Herbert Leggatt
- Born: Herbert Thomas Owen Leggatt 26 October 1868 Vellore, India
- Died: 23 May 1945 (aged 76) Birkdale, England

Rugby union career
- Position: Forward

Amateur team(s)
- Years: Team / Apps / (Points)
- Watsonians

Provincial / State sides
- Years: Team / Apps / (Points)
- 1890: Edinburgh District
- 1891: East of Scotland District
- 1892: Cities District

International career
- Years: Team / Apps / (Points)
- 1891–94: Scotland / 9 / (1)

= Herbert Leggatt =

Scottish rugby union player

Herbert Leggatt (26 October 1868 – 23 May 1945) was a Scotland international rugby union player.

==Rugby Union career==

===Amateur career===

He played for Watsonians.

===Provincial career===

He played for Edinburgh District in the 1890 inter-city match.

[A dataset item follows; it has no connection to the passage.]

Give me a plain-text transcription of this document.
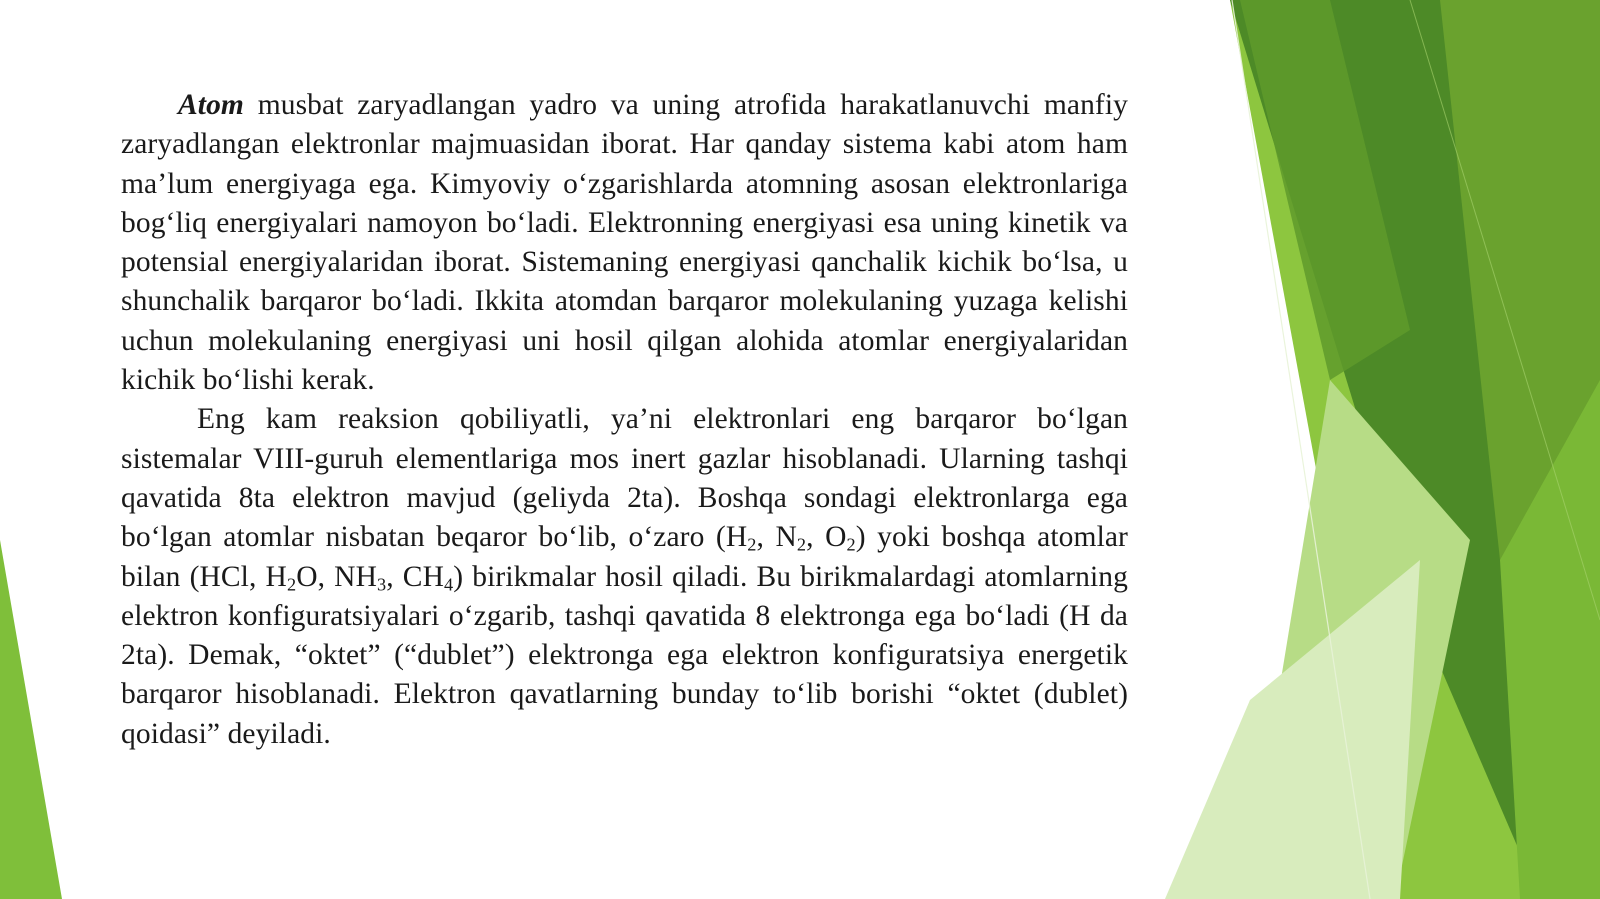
Atom musbat zaryadlangan yadro va uning atrofida harakatlanuvchi manfiy zaryadlangan elektronlar majmuasidan iborat. Har qanday sistema kabi atom ham ma’lum energiyaga ega. Kimyoviy o‘zgarishlarda atomning asosan elektronlariga bog‘liq energiyalari namoyon bo‘ladi. Elektronning energiyasi esa uning kinetik va potensial energiyalaridan iborat. Sistemaning energiyasi qanchalik kichik bo‘lsa, u shunchalik barqaror bo‘ladi. Ikkita atomdan barqaror molekulaning yuzaga kelishi uchun molekulaning energiyasi uni hosil qilgan alohida atomlar energiyalaridan kichik bo‘lishi kerak.

Eng kam reaksion qobiliyatli, ya’ni elektronlari eng barqaror bo‘lgan sistemalar VIII-guruh elementlariga mos inert gazlar hisoblanadi. Ularning tashqi qavatida 8ta elektron mavjud (geliyda 2ta). Boshqa sondagi elektronlarga ega bo‘lgan atomlar nisbatan beqaror bo‘lib, o‘zaro ($H_2$, $N_2$, $O_2$) yoki boshqa atomlar bilan (HCl, $H_2O$, $NH_3$, $CH_4$) birikmalar hosil qiladi. Bu birikmalardagi atomlarning elektron konfiguratsiyalari o‘zgarib, tashqi qavatida 8 elektronga ega bo‘ladi (H da 2ta). Demak, “oktet” (“dublet”) elektronga ega elektron konfiguratsiya energetik barqaror hisoblanadi. Elektron qavatlarning bunday to‘lib borishi “oktet (dublet) qoidasi” deyiladi.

He played for East of Scotland District that same season in 1891.

He played for Cities District against the Anglo-Scots in 1892.

===International career===

He made his debut with the national team during the game Scotland v Wales at Edinburgh, 7 Feb 1891.
His last game was Scotland v England at Edinburgh, 17 Mar 1894
He played 9 international games between 1891 and 1894.

==Family==

He was born in Madras Presidency, India on 26 Oct 1868 to George Russell Leggatt and Catherine Ann Pritchard.

==Death==

Herbert Thomas Owen Leggatt died on 23 May 1945 in Southport, Lancashire, England.